Los OBJETOS FLOTANTES en la supervisión de equipo.


 

“Era la cuarta sesión con el equipo y este ya había cambiado dos veces. Estos cambios se fueron sucediendo a lo largo del proceso de supervisión. Teníamos un contrato de 15 sesiones y para la sesión 10 ya habíamos conocido cinco versiones del mismo equipo, el coordinador y los supervisores éramos los más estables en aquel baile. En cada cambio había en nosotros, los supervisores, varios sentimientos que no llegábamos a explicarnos,  quizás por  nuestra implicación con este grupo de personas que trabajaban juntas, con esta organización… aunque los responsables vinieron en alguna ocasión a las sesiones. La tónica continuó… solo pudimos seguir con el proceso cuando fuimos conscientes de nuestra posición y utilizamos una técnica para que el equipo, a su vez,  pudiera tomar contacto con lo que le estaba pasando a ellos…”

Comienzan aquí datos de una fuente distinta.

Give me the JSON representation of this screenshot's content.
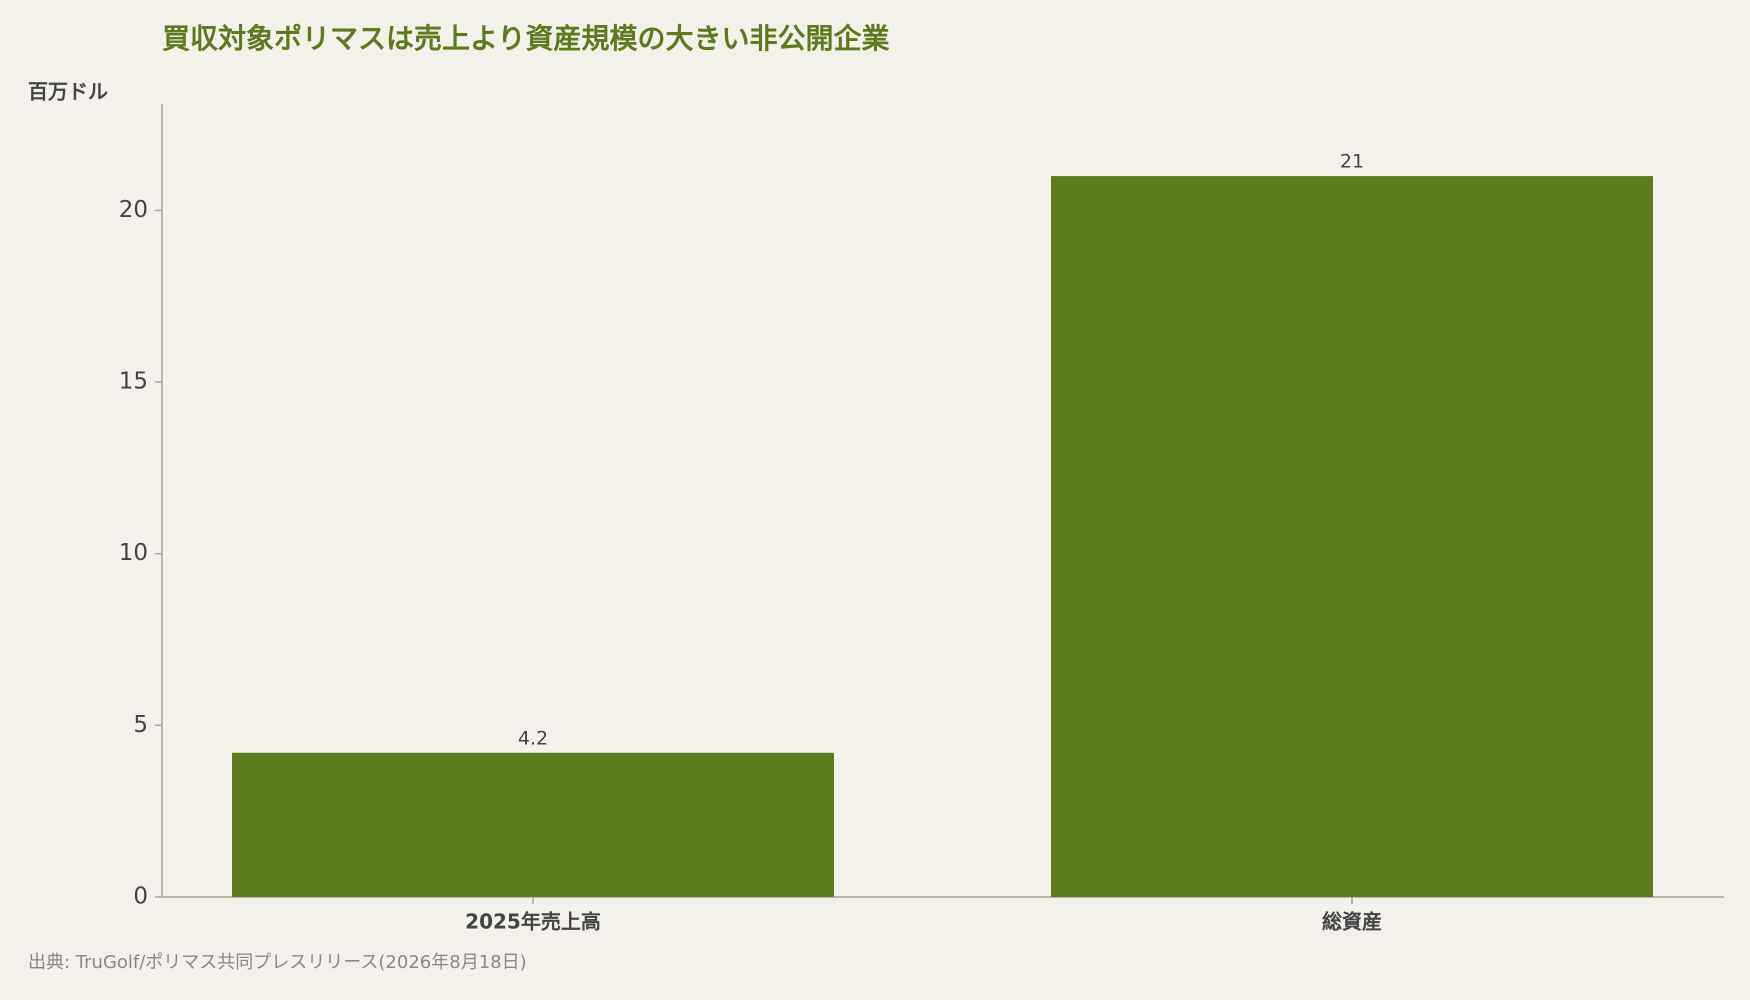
{
  "chart_data": {
    "type": "bar",
    "title": "買収対象ポリマスは売上より資産規模の大きい非公開企業",
    "y_label": "百万ドル",
    "source": "出典: TruGolf/ポリマス共同プレスリリース(2026年8月18日)",
    "categories": [
      "2025年売上高",
      "総資産"
    ],
    "values": [
      4.2,
      21
    ],
    "color": "#5d7a1f",
    "ylim": [
      0,
      23.1
    ],
    "yticks": [
      0,
      5,
      10,
      15,
      20
    ]
  }
}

(Maniqui utilizado para modelizar esculturas en sesiones de Supervisón de equipo)

Leo notas  en uno de mis cuadernos, tomadas a partir del trabajo con equipos y organizaciones; y me encuentro con esta situación que me lleva al tema de las técnicas Supervisión y asesoramiento. En aquella ocasión fue necesaria la utilización de dramatizaciones y otras técnicas. Que pueden ser consideradas también como OBJETOS FLOTANTES.  Pero ¿Qué coño es un OBJETO FLOTANTE?

Los objetos flotantes introducidos en el campo de la supervisión y el asesoramiento se perfilan como una forma de entender los niveles de comunicación analógica que se dan en  el espacio de interacción que se configura entre el equipo – como sistema que consulta- y el supervisor. Posibilitan la experimentación y la búsqueda  de soluciones posibles sobre situaciones dadas. La responsabilidad es compartida tanto del equipo como del supervisor. Ayudan a que los roles, en la supervisión emerjan con más nitidez. Para utilizarlos es necesario partir y aceptar previamente que el equipo posee un saber propio que como tal en las sesiones de supervisión nos interesa rescatarlo, normalmente todos los equipos se mueven con un conjunto de creencias y de atribución de soluciones posibles que definen unas normas y un paradigma.  El paradigma,  en muchas ocasiones no es evidente ni consciente, se hace evidente y emerge por los temas que se definen  como problemáticos.  En el contexto de supervisión o consultaría es frecuente que el equipo “esconda” su paradigma para ver cual es el que le ofrece el supervisor. En el intento de solución, cualquier indicación o sugerencia que cuestione este paradigma, va a ser rechazada. Incluso va a condicionar todo el proceso de trabajo a largo plazo. ¿Cuál es la solución del supervisor  a tal situación? ¿Qué hace con su saber? Realmente no es un saber sino un metasaber.  Aprender a aprender supone modelizar y representar, también utilizar técnicas que faciliten la expresión de los modelos representacionales que se han construido en el equipo y que condicionan su capacidad para afrontar las soluciones. En este sentido los objetos flotantes  ayudan a que emerja el espacio relacional de la consultoria  y se convierta en un espacio de experimentación, de descubrimiento compartido entre clientes y asesores.